A West Midlands trust has delayed its IMS Maxims electronic patient record (EPR) deployment by several months.

Wye Valley NHS Trust has pushed its go-live date back from 26 March to 17 July 2017 due to parts of the technology not being developed and tested in time, according to its March board papers.

A spokesman for Wye Valley said the go-live date was rescheduled “to allow additional clinical functionality to be developed”.

“This added functionality required further testing to ensure that the system is robust, fit for purpose and meets the requirements of the trust.”

The board papers said that “testing remains challenging even with the new timescale”.

The spokesman added that the trust and supplier have allocated additional resources to testing.

“There is also enhanced reporting to the programme board to ensure this additional work is delivered within scope and in the allocated timeframe.”

The board papers said that order communications will go live shortly after the July go-live date. The papers also suggested concern around staff training on the new system.

“The volume and complexity of training must not be underestimated”, the papers said.

The trust’s risk register had previously stated a delay could lead to incurring monthly costs of £300,000 to cover staff and supplier contracts and extending agreements.

The trust, which provides both community and acute care, did not specify how it was offsetting the risks associated with an EPR implementation delay.

The latest board papers say the EPR expenditure in February was £187,000.

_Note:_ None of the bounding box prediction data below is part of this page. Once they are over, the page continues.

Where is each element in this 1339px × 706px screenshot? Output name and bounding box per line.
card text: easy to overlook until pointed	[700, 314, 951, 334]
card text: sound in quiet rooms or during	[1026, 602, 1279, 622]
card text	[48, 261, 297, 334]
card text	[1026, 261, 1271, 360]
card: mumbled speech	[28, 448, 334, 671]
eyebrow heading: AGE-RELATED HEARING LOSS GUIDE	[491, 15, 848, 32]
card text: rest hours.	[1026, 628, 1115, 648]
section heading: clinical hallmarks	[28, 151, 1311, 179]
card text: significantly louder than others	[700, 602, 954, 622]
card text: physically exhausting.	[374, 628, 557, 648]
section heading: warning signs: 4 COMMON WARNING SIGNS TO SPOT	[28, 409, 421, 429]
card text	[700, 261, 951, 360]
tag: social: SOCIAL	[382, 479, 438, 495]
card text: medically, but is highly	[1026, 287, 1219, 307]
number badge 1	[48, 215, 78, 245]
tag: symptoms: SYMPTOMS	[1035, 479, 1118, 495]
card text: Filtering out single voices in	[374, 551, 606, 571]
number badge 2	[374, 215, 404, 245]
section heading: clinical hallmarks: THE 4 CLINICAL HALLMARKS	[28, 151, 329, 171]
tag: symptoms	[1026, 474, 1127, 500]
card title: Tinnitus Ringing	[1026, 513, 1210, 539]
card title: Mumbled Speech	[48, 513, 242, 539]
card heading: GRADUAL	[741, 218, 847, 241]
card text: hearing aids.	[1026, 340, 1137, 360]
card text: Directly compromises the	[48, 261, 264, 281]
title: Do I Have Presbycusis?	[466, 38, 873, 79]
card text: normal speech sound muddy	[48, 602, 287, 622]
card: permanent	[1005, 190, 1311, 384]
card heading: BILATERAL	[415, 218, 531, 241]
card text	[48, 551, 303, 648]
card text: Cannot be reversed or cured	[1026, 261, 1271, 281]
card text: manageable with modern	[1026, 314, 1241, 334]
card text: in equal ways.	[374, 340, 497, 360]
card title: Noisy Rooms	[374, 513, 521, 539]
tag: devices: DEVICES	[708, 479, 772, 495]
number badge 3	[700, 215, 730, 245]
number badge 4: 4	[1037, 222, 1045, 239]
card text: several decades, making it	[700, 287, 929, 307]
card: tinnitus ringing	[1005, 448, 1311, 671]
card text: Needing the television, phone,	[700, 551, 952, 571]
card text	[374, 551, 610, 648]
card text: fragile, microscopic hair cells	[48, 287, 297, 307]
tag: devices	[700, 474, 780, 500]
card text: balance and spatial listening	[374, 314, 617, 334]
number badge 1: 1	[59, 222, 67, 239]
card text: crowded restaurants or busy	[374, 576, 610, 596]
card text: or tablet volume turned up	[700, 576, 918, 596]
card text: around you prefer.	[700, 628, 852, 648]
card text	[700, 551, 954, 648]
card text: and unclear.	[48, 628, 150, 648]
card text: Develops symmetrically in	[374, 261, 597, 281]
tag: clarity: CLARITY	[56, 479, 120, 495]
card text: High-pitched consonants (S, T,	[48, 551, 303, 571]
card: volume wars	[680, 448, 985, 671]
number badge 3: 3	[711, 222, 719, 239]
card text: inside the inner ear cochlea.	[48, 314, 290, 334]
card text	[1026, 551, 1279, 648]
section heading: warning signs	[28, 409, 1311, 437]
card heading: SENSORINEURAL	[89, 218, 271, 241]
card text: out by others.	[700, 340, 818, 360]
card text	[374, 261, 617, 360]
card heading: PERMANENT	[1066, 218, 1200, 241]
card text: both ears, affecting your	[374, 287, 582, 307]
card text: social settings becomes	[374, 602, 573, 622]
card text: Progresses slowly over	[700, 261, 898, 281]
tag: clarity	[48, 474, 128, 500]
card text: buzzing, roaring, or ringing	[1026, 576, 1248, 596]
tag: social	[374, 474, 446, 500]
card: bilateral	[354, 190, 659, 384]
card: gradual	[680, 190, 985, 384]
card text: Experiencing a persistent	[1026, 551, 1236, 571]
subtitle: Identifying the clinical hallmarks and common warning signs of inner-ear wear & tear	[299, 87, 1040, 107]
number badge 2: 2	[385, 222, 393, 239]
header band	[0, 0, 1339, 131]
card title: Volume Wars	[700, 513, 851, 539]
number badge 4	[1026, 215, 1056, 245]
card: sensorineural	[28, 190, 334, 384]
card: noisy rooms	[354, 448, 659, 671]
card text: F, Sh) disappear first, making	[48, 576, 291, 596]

Jacinta Ni Suaird, product director at IMS Maxims, said in a statement to Digital Health News that the additional functionality included a patient tracking tool and community module to support resource management and caseload planning for district nurses.

“We are working closely with Wye Valley NHS Trust on the readiness for phase one deployment of Maxims”, she said.

Wye Valley was the second trust in the country to choose IMS Maxims EPR in August 2015.

Digital Health News reported the trust signed a £15 million five year deal for the software, which replaced CSC’s i.PM.

Wye Valley was recently nominated as a global digital exemplar fast follower by fellow IMS Maxims trust, Taunton and Somerset NHS Foundation Trust.

The 16 selected GDE acute trusts are supposed to develop a “blueprint that can be deployed to other hospitals”, according to NHS England’s ‘Next Steps on the NHS Five Year Forward View’ released last month.

The fast followers would deploy in parallel to the GDEs, the report said.